Un signe. Le monde suspendit sa course. Plus de vent, plus de cris. Plus de chute. Aliane rouvrit les yeux et aperçut les milliers de soldats immobilisés autour d’elle, comme autant de nageurs pétrifiés dans un lac gelé. Là encore, elle n’avait que cinq minutes. Trois cent secondes. Autant de temps gagné pour revenir à son point de départ. Elle se concentra.
Où étais-tu il y a cinq minutes ?
Dorian et Mariel lui avaient montré. La perception de l’Essence était quelque chose de passif, chez les néantides. Il suffisait d’y faire attention pour qu’elle se révèle pleinement à la conscience du sujet qui avait besoin de ses courants. Or, Aliane avait cruellement besoin de l’Essence, à cet instant. Si le Temps était un courant aussi puissant qu’on le prétendait naguère, qu’il lui vînt en aide.
Le monde se transforma. Ses yeux ne perçurent plus des formes, mais des flux. Une vapeur, quasi imperceptible, qui tissait de subtils filaments jusqu’aux cieux, là d’où elle et tous ces hommes étaient tombés. Focaliser son attention sur un seul de ces fils temporels délivra chez elle une myriade d’images : elle en train d’arrêter le temps ; elle en train de réfléchir ; elle en train de glisser dans le Vide… Tout s’était passé si vite. Il y avait forcément un moyen de remonter jusqu’au moment opportun pour empêcher l’inévitable.

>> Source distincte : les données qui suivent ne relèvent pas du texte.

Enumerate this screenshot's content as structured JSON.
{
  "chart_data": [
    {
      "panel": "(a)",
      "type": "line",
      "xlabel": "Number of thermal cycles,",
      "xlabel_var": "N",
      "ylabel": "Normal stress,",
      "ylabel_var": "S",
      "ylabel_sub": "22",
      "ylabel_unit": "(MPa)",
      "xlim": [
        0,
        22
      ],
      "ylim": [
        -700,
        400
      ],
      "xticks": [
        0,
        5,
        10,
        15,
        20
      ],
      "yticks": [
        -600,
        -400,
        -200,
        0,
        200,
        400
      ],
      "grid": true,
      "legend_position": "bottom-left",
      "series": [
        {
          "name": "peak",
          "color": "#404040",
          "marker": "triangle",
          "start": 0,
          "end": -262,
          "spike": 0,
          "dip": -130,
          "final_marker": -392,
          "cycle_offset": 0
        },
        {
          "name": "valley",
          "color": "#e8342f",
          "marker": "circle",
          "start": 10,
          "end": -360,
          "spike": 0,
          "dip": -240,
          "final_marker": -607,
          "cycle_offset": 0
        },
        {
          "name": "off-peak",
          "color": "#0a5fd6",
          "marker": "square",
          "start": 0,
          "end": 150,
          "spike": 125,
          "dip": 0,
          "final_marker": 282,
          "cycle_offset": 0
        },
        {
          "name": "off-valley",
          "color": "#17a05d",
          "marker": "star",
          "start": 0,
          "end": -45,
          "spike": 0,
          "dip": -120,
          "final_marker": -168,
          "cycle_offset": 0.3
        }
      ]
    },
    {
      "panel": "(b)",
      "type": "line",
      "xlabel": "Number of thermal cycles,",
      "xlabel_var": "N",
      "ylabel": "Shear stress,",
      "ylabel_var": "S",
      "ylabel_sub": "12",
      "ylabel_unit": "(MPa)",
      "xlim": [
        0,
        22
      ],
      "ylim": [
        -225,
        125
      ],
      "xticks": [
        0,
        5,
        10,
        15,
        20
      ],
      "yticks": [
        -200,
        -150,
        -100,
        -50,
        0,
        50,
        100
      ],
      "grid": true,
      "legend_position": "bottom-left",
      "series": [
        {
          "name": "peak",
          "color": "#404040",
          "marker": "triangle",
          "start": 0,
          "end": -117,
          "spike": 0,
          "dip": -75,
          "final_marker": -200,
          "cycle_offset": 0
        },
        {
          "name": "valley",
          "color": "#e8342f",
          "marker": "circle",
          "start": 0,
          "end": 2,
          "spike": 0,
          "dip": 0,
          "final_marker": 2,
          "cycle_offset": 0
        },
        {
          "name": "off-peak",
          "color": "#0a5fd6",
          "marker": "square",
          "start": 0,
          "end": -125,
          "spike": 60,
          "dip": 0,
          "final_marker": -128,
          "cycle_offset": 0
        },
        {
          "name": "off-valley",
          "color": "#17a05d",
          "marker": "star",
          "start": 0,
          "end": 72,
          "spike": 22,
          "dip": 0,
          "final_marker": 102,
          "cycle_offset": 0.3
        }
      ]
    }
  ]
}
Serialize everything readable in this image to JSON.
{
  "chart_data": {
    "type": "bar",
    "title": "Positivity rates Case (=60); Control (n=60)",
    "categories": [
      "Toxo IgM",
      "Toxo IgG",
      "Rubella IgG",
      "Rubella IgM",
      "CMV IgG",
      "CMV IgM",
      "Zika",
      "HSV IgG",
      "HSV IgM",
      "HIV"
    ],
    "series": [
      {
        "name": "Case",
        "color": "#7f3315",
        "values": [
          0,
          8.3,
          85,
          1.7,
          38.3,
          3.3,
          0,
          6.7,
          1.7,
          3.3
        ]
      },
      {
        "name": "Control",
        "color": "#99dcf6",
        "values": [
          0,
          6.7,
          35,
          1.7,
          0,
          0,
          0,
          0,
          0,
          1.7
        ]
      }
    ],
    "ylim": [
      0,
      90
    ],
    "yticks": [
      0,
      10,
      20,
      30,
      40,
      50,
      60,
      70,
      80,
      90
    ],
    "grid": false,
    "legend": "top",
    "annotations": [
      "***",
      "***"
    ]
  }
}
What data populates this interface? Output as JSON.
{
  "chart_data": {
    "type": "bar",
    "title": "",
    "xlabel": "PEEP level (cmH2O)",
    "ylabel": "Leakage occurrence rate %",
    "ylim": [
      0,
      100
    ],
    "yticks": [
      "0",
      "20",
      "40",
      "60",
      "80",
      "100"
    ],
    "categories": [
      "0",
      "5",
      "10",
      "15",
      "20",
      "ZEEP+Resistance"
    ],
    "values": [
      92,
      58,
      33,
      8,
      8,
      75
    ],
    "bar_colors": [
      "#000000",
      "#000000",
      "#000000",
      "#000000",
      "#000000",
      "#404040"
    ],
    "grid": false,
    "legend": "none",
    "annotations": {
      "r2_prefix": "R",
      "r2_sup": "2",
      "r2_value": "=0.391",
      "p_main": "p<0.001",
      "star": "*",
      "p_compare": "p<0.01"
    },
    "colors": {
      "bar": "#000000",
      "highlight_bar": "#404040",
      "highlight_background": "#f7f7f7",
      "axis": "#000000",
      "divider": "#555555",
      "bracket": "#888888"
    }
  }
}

À force de rembobiner, Aliane finit par trouver.
Et maintenant ?
Elle avait la Mémoire des derniers événements. Ne lui restait qu’à les Annuler. Elle tressaillit à cette idée. Elle n’avait jamais fait cela et elle n’était pas totalement certaine que la quantité de fil temporel saisie fût la bonne.
Tu sais compter, non ?
Dorian et son cynisme légendaire. Pour lui, c’était facile : il faisait cela tous les jours, à la chasse. Cela ne l’avait pas empêché de disparaître du jour au lendemain... Aliane se rappela soudain qu’elle n’avait le droit d’arrêter le temps que cinq minutes. Trois cent pauvres secondes. Cette règle ne lui était pas encore familière qu’elle l’agaçait déjà. Il n’était plus temps de tergiverser. Elle prit une grande inspiration et signa. La vapeur s’inversa.
300. 299. 298...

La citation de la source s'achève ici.